Всю неделю она возвращалась домой поздно.
Вот и сегодня из-за накопившихся дел пришлось задержаться. В последние дни она чувствовала себя неважно, ей было неприятно смотреть на себя в зеркало по утрам и по вечерам. Казалось, она приучила себя не думать о личной жизни и о «биологических часах», как пишут в женских журналах, но в глубине души она знала причину своего состояния.
«Я одинока, жутко, невыносимо одинока, и я не могу больше так жить, — неожиданно сказала она своему отражению в зеркале и заплакала, сев на край ванны. Она плакала недолго, но громко, навзрыд, по-детски всхлипывая и шмыгая носом, размазывая слезы с остатками нанесенной питательной маски. — Неужели я такая уродина? — В поисках ответа она опять бросила взгляд на слегка запотевшую гладь зеркала. Зеркало равнодушно отразило заплаканное веснушчатое лицо в красных пятнах, с распухшим расплывшимся носом, куцыми слипшимися ресницами и предательски дрожащими губами. — Нет, я не верю, я сильная. Я возьму себя в руки. Бабуля, ну почему я не похожа на тебя?»

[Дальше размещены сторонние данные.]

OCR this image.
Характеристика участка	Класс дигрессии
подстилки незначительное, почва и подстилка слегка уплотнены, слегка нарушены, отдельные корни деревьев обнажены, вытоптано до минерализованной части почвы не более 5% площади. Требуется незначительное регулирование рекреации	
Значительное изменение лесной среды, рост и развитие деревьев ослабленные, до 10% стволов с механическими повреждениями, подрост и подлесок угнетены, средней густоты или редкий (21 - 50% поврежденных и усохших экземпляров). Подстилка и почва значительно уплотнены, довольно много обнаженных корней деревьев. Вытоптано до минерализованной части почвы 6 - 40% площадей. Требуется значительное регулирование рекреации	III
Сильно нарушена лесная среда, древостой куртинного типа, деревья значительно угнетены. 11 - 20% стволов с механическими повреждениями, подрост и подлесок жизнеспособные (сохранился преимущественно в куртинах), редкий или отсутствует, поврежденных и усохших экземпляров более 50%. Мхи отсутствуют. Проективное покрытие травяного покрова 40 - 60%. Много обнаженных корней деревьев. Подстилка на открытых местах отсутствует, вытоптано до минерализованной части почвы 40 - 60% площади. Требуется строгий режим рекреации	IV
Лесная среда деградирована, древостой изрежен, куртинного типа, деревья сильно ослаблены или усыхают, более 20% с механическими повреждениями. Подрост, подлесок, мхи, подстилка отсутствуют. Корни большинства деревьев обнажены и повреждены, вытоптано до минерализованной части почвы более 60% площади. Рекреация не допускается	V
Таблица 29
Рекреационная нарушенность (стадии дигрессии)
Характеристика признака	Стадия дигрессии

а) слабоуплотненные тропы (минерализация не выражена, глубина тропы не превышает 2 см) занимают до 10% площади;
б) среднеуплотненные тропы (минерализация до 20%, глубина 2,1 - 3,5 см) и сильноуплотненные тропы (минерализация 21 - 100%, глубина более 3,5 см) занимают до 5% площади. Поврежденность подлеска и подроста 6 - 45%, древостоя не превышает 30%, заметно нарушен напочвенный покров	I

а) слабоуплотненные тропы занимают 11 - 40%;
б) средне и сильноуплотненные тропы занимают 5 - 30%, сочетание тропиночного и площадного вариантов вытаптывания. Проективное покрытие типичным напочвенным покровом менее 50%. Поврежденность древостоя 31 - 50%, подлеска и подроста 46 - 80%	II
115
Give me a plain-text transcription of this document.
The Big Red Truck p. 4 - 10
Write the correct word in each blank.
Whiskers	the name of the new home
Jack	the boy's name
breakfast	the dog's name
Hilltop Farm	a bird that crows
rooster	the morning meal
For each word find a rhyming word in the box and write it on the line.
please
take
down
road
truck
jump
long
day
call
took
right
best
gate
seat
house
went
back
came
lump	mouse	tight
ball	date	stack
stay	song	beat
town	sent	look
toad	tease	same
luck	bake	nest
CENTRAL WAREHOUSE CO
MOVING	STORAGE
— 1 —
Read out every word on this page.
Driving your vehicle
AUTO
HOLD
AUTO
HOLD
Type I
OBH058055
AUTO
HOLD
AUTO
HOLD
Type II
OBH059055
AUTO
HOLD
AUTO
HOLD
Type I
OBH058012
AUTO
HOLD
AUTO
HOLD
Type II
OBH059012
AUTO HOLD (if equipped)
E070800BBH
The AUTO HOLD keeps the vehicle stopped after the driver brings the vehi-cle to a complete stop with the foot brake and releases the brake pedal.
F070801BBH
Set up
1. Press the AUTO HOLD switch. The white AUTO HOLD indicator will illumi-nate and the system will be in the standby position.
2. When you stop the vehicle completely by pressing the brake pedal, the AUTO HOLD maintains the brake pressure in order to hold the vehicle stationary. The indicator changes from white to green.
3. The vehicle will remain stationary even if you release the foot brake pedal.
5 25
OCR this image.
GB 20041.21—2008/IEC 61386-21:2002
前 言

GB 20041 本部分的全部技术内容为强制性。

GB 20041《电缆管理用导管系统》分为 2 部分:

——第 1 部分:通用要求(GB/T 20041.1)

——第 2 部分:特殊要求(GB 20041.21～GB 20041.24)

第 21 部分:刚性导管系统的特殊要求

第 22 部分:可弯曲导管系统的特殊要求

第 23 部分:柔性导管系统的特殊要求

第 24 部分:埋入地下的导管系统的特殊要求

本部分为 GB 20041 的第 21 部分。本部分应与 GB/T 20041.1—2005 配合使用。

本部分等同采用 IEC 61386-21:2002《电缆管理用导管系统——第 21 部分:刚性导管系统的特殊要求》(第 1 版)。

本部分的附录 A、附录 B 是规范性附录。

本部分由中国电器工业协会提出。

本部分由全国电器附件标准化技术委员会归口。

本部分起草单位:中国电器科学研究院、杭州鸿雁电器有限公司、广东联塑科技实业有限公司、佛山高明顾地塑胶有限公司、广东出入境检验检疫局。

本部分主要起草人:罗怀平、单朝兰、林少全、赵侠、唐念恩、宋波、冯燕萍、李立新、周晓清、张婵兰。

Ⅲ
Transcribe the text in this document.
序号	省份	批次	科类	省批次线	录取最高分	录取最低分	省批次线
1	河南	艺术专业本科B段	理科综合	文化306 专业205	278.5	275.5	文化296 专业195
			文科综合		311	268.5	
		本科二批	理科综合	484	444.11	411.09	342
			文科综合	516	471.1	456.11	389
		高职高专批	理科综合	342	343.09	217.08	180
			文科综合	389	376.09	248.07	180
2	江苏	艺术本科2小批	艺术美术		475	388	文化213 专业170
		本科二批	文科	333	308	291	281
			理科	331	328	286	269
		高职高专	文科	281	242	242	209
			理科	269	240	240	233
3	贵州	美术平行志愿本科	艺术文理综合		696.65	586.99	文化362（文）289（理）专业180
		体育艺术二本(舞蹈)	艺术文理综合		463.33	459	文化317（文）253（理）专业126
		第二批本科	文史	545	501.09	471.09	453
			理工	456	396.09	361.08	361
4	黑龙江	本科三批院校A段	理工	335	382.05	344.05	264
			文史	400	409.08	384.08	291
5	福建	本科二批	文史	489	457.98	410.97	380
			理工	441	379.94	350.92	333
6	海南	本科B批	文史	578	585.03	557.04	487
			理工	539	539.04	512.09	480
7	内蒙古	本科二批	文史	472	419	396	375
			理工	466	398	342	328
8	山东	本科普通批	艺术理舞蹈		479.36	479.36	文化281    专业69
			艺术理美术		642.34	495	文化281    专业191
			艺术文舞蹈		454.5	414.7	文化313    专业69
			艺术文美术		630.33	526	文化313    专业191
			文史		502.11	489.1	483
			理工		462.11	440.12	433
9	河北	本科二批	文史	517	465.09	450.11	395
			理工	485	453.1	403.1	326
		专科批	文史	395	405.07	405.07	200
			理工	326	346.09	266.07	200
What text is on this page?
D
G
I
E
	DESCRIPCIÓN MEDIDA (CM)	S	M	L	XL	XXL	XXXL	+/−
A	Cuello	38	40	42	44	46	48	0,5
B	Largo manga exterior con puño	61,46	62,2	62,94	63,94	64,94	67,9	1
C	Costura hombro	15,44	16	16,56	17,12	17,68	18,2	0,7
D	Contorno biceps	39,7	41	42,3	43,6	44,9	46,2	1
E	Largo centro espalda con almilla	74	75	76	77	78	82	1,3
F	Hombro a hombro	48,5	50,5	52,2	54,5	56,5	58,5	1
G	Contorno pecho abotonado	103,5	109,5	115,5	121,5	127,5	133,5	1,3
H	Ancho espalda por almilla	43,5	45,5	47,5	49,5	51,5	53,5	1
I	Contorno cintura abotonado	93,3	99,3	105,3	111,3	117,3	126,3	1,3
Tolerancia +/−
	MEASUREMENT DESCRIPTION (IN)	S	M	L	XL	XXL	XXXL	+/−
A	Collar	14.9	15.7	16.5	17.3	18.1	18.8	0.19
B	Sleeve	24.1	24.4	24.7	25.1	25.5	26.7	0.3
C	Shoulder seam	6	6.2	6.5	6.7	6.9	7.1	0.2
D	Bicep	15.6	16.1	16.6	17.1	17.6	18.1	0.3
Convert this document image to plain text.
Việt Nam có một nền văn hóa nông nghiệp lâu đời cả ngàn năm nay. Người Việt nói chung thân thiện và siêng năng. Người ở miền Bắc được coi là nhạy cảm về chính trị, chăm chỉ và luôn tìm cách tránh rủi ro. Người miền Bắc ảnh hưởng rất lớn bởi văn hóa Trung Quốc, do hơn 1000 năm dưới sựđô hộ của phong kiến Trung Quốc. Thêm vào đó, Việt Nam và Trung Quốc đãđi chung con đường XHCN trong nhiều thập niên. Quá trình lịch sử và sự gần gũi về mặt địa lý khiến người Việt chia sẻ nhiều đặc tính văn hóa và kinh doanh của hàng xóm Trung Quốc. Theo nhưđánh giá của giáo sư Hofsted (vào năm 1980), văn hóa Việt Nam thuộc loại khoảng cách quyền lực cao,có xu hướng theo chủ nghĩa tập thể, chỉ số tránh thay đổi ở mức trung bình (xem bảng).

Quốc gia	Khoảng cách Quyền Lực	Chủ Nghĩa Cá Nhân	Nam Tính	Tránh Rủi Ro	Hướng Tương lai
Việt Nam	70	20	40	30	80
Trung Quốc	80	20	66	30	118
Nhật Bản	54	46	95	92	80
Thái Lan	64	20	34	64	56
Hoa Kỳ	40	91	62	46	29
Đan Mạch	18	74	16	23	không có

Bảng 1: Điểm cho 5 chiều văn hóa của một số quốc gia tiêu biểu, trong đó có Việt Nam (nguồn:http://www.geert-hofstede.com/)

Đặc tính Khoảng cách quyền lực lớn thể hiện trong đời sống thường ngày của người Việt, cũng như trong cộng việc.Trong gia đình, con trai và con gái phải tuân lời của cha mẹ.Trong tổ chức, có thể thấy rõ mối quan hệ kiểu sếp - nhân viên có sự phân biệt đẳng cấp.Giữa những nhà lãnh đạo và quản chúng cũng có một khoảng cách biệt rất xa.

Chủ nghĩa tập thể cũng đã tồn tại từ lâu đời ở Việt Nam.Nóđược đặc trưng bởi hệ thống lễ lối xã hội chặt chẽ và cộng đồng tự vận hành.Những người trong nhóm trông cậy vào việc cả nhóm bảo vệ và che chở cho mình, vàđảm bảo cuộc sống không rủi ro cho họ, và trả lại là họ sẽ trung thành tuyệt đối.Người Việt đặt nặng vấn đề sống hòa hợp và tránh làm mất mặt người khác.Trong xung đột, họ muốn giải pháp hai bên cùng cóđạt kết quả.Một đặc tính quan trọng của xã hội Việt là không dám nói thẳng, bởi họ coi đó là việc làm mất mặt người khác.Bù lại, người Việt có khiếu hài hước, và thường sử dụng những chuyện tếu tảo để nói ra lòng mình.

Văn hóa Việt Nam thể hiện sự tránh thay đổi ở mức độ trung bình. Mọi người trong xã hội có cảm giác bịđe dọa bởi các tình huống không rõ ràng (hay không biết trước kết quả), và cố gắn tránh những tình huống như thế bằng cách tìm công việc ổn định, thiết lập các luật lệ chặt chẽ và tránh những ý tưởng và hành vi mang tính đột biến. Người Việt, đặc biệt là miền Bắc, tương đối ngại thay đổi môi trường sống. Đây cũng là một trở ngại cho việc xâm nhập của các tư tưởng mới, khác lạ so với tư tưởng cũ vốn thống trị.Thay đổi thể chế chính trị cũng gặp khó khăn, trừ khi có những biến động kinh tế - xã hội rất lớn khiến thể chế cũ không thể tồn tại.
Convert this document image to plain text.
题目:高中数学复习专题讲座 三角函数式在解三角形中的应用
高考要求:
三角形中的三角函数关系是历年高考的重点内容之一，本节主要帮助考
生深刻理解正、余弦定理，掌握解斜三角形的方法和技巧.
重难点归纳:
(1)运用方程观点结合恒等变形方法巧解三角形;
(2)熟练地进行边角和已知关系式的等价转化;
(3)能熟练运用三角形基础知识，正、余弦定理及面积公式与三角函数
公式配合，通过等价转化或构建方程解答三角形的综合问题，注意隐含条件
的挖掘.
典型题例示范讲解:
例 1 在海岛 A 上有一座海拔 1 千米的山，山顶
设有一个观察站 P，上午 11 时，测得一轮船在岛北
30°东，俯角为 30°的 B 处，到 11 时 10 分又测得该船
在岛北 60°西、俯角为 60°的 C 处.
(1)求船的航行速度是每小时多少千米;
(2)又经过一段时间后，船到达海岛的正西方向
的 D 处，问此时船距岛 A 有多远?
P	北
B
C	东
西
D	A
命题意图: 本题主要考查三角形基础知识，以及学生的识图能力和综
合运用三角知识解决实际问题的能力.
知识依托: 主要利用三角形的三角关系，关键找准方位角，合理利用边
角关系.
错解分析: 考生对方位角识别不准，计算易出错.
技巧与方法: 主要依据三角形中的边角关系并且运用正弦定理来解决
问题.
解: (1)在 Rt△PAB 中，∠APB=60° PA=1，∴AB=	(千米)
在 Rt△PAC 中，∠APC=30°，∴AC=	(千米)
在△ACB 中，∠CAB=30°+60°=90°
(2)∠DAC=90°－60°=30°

Она умылась холодной водой, потом плескалась еще некоторое время — то держа руки под ледяной струей, то прикладывая их к вспухшим векам и горячим щекам. Расчесала волосы роскошной щеткой с инкрустацией из черепахового панциря двести раз" как и учила ее бабка Наталья. «У настоящей барыни, — говорила она, — должны быть богатые волосы и холеные, руки. Не нужно быть красавицей, нужны лишь стать и нрав. А нрав у тебя мой, то, что надо».
Валерия сняла атласный халат и осталась в кремового цвета сорочке, отделанной тончайшим кружевом. Спать, быстрее заснуть и больше ни о чем не думать, завтра будет день, и новые хлопоты заставят отодвинуться на задний план эту неразрешимую, заклятую проблему. Она легла и натянула одеяло до подбородка, чувствуя жжение под опухшими веками, и начала равномерно дышать, вдыхая через нос, а выдыхая через рот, чтобы успокоиться.
Валерия открыла глаза. В лицо ей бил солнечный свет. В дверях появилась бабка в строгом черном платье, с жемчужной ниткой на шее и косой, в виде короны уложенной на голове.
— Бабушка, что с тобой? Что-то случилось?
Бабушка молчала. Неожиданно потемнело, небо заволокли тучи, в комнате появился туман, который постепенно густел, и вскоре Валерия не могла уже видеть бабку Наталью, она лишь слышала свистящий шепот: «Верни все, верни. Только ты это можешь». Туман сырыми хлопьями стал прилипать к ней, она почувствовала, что не может вырваться из его цепкой сырости, хотела закричать, но он начал душить ее, вползая в открытый рот. Задохнувшись, с глазами, полными слез, она села в кровати, не понимая, где она и что происходит. В спальне было очень холодно и сыро, слегка приоткрытое с вечера окно распахнулось настежь из-за сильных порывов ветра. Занавеска вилась под потолком. На улице лил холодный серый дождь. С портрета скорбно смотрела бабка Наталья.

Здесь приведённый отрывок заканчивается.